Tant d’années et tant de travail acharné de générations de militants contre les armes nucléaires sont couronnés par un succès, aussi relatif soit-il. Ces luttes conduites depuis 1950, ont mobilisé des dizaines de millions de personnes à travers des rassemblements multiformes, mais aussi des appels pressants, souvent initiés par les survivants d’Hiroshima et de Nagasaki (les Hibakushas [1]). Ainsi avons-nous obtenu successivement l’arrêt des essais nucléaires dans l’atmosphère, sous la mer, puis des Zones exemptes d’armes nucléaires sur les ¾ de la surface du Globe et un traité d’interdiction définitif des essais nucléaires (seule dans les dernières vingt années, la Corée du Nord ne le respecte pas, sous la réprobation du monde entier).

Aujourd’hui c’est un traité d’interdiction des armes nucléaires, élaboré dans le cadre de l’ONU par 122 États qui marque une rupture historique au sein des relations internationales en offrant l’opportunité de raviver l’esprit de la Charte des Nations Unies pour construire un processus pacifique de sécurité collective.

Mais le travail ne fait que commencer, car rappelons que l’article 6 du TRAITÉ DE NON-PROLIFÉRATION signé il y a exactement cinquante ans (1er juillet 1968), n’est pas vraiment respecté par les cinq membres du Conseil de Sécurité de l’ONU (États-Unis et Russie, qui possèderaient 93% des armes nucléaires mondiales, Grande-Bretagne, France et Chine).
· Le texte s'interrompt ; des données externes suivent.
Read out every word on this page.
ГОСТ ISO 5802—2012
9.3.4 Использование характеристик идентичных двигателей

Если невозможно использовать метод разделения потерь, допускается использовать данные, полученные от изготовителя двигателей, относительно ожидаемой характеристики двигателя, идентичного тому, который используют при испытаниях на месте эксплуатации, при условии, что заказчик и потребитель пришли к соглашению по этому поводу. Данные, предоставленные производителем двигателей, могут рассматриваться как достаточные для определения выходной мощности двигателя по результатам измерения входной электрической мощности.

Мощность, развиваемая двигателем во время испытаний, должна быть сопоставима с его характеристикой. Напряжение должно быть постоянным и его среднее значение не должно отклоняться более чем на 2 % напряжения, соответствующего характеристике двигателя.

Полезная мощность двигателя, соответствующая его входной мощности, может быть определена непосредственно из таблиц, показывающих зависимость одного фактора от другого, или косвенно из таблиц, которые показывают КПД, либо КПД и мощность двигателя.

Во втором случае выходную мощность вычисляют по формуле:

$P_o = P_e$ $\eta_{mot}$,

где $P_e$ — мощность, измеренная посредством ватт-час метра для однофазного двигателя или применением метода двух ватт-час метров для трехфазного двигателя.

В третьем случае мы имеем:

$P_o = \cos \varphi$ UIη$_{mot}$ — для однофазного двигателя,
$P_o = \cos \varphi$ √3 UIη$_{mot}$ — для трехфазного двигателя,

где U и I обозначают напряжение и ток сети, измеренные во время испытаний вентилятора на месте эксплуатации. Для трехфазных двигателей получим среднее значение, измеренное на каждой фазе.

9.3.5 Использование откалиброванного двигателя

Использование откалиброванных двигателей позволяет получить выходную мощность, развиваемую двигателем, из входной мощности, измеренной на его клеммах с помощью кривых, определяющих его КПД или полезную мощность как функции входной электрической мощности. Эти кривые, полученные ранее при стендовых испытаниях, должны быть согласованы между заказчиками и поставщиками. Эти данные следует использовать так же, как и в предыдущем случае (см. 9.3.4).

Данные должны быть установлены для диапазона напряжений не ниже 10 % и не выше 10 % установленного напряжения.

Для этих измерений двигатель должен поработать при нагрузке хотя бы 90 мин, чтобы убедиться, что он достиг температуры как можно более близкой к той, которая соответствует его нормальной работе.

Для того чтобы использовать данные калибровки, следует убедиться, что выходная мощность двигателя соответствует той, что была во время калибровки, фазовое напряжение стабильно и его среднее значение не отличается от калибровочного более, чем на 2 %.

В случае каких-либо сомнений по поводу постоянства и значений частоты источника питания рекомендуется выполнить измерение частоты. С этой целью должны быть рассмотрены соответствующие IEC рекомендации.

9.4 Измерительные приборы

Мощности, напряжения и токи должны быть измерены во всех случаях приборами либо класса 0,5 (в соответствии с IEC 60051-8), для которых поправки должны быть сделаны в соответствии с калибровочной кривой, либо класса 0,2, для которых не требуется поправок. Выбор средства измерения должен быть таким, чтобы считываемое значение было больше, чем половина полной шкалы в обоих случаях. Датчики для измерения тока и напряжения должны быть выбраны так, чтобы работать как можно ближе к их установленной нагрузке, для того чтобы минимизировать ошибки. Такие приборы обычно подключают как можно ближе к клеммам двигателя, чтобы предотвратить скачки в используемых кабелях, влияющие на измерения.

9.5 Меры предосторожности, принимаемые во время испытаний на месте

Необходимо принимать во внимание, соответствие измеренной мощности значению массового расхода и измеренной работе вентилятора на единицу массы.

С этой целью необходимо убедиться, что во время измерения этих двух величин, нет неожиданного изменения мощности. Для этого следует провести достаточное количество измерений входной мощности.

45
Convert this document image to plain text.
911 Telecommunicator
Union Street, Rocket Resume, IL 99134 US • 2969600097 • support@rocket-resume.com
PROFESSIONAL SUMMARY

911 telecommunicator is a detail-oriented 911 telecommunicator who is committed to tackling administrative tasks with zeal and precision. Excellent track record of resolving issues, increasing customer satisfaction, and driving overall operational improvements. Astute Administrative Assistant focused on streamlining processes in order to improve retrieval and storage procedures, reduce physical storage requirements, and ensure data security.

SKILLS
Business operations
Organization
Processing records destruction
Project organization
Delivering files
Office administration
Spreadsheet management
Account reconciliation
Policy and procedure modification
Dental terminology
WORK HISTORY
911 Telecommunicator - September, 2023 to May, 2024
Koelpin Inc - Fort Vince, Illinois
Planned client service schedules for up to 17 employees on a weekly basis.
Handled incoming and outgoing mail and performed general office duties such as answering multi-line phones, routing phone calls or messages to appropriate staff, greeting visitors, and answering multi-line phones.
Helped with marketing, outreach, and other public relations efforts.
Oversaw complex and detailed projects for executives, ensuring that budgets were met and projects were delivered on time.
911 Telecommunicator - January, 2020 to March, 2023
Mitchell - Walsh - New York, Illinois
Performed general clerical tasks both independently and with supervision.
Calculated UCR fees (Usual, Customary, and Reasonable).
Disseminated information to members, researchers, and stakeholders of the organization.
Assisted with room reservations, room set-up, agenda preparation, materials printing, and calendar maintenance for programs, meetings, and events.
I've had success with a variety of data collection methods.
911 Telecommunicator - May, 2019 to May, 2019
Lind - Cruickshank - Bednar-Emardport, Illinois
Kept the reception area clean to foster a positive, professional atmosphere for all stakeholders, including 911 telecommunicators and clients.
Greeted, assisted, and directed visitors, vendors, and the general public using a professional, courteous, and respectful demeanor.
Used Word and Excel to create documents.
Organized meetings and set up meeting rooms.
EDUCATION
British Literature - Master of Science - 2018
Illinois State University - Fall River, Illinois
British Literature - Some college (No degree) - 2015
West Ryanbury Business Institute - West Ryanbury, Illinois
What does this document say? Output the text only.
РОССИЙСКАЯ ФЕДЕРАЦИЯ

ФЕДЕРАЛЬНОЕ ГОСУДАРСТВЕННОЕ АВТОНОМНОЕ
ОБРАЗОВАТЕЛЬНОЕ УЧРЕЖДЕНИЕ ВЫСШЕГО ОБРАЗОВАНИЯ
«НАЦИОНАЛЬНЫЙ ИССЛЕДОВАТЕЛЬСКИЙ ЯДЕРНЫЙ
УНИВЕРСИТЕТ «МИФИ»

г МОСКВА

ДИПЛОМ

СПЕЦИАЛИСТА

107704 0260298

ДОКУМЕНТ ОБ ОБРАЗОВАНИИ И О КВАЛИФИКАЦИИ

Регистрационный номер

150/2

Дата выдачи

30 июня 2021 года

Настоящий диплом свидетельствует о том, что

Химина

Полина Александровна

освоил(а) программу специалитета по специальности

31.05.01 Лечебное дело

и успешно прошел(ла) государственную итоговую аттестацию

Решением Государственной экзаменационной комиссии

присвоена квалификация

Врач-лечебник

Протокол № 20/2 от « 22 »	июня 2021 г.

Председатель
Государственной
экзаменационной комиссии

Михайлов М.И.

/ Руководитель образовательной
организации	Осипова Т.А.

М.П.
Trois de ces pays ont tout fait pour faire dérailler la détermination des 122 pays, avec des instructions strictes de l’OTAN pour forcer ses pays membres à boycotter les négociations ayant conduit au traité.

Merci au Mouvement de la Paix (France) pour la majeure partie du texte précédent.

Qu’en est-il du Canada de Trudeau ?

Une section écrite par Pierre Jasmin, vice-président des Artistes pour la Paix, membre de l’exécutif de Pugwash Canada, qui siège sur le comité de direction du Réseau canadien pour l’abolition de l’arme nucléaire et vient d’être nommé co-président d’honneur du Mouvement Québécois pour la Paix.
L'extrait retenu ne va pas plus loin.